The City of London’s website is poised for a refresh.
On Tuesday, city council approved a digital makeover for london.ca, a website first launched in 2013.
The redesign will be carried out by local web design and digital agency Digital Echidna, which was awarded a contract for nearly $500,000 following Tuesday’s meeting.
“This is not a tweaking of our current website, it’s an entire refresh,” said deputy city manager Lynne Livingstone.
Livingstone added that Londoners consider accessibility one of the “biggest pain points” in using the city’s website, a sentiment that was echoed by Ward 5 Coun. Maureen Cassidy.
“I’m not completely foreign to technology, but sometimes it’s very frustrating for me to access information that I know is there on the city’s website,” Cassidy said.
Ward 10 Coun. Paul Van Meerbergen raised concerns about the nearly $500,000 contract for the redesign.
City manager Martin Hayward replied to the councillor’s concerns, noting that the city’s IT resources are tapped.
“The IT area has undergone a number of changes, and if I went through with you all the statistics, I think you’d find out that it is not as well resourced as the councillor replied. Also, the budget is largely made up of software licences and that type of thing,” Hayward said.
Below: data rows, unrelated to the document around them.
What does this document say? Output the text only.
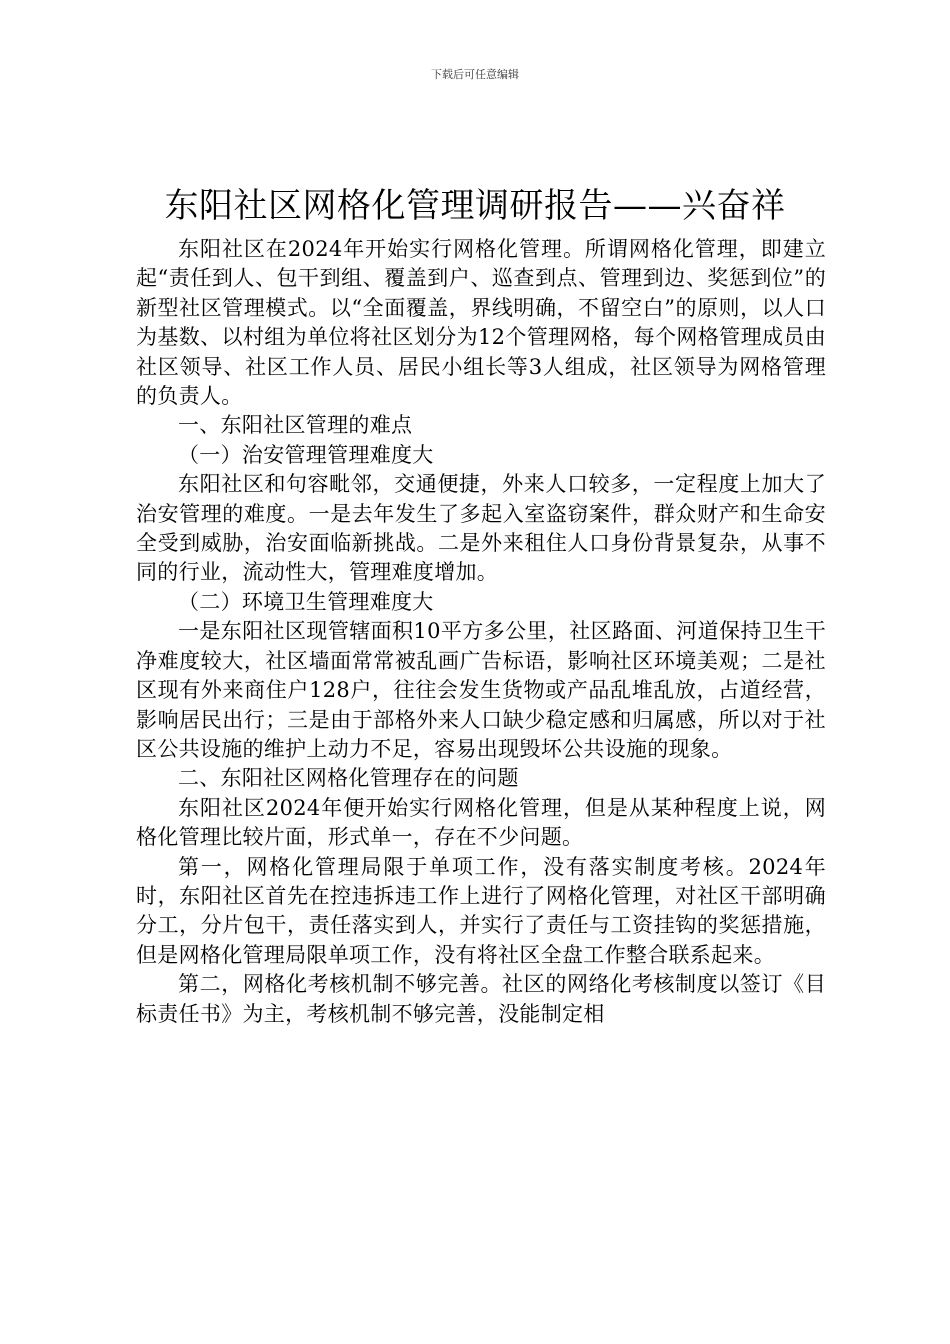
下载后可任意编辑
东阳社区网格化管理调研报告——兴奋祥

东阳社区在2024年开始实行网格化管理。所谓网格化管理，即建立起“责任到人、包干到组、覆盖到户、巡查到点、管理到边、奖惩到位”的新型社区管理模式。以“全面覆盖，界线明确，不留空白”的原则，以人口为基数、以村组为单位将社区划分为12个管理网格，每个网格管理成员由社区领导、社区工作人员、居民小组长等3人组成，社区领导为网格管理的负责人。

一、东阳社区管理的难点

（一）治安管理管理难度大

东阳社区和句容毗邻，交通便捷，外来人口较多，一定程度上加大了治安管理的难度。一是去年发生了多起入室盗窃案件，群众财产和生命安全受到威胁，治安面临新挑战。二是外来租住人口身份背景复杂，从事不同的行业，流动性大，管理难度增加。

（二）环境卫生管理难度大

一是东阳社区现管辖面积10平方多公里，社区路面、河道保持卫生干净难度较大，社区墙面常常被乱画广告标语，影响社区环境美观；二是社区现有外来商住户128户，往往会发生货物或产品乱堆乱放，占道经营，影响居民出行；三是由于部格外来人口缺少稳定感和归属感，所以对于社区公共设施的维护上动力不足，容易出现毁坏公共设施的现象。

二、东阳社区网格化管理存在的问题

东阳社区2024年便开始实行网格化管理，但是从某种程度上说，网格化管理比较片面，形式单一，存在不少问题。

第一，网格化管理局限于单项工作，没有落实制度考核。2024年时，东阳社区首先在控违拆违工作上进行了网格化管理，对社区干部明确分工，分片包干，责任落实到人，并实行了责任与工资挂钩的奖惩措施，但是网格化管理局限单项工作，没有将社区全盘工作整合联系起来。

第二，网格化考核机制不够完善。社区的网络化考核制度以签订《目标责任书》为主，考核机制不够完善，没能制定相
The city manager added that the move toward redesigning the City of London website is about “taking it the next level” and moving it into cloud software, which would reduce the need for hardware support.
“That does take some money, but it does reduce the overall impact in terms of what we need to provide internally,” Hayward said.
The motion to approve the contract for the redesign passed 14-1, with Van Meerbergen standing as the lone vote opposed.
The redesigned website is set to launch by October 2020.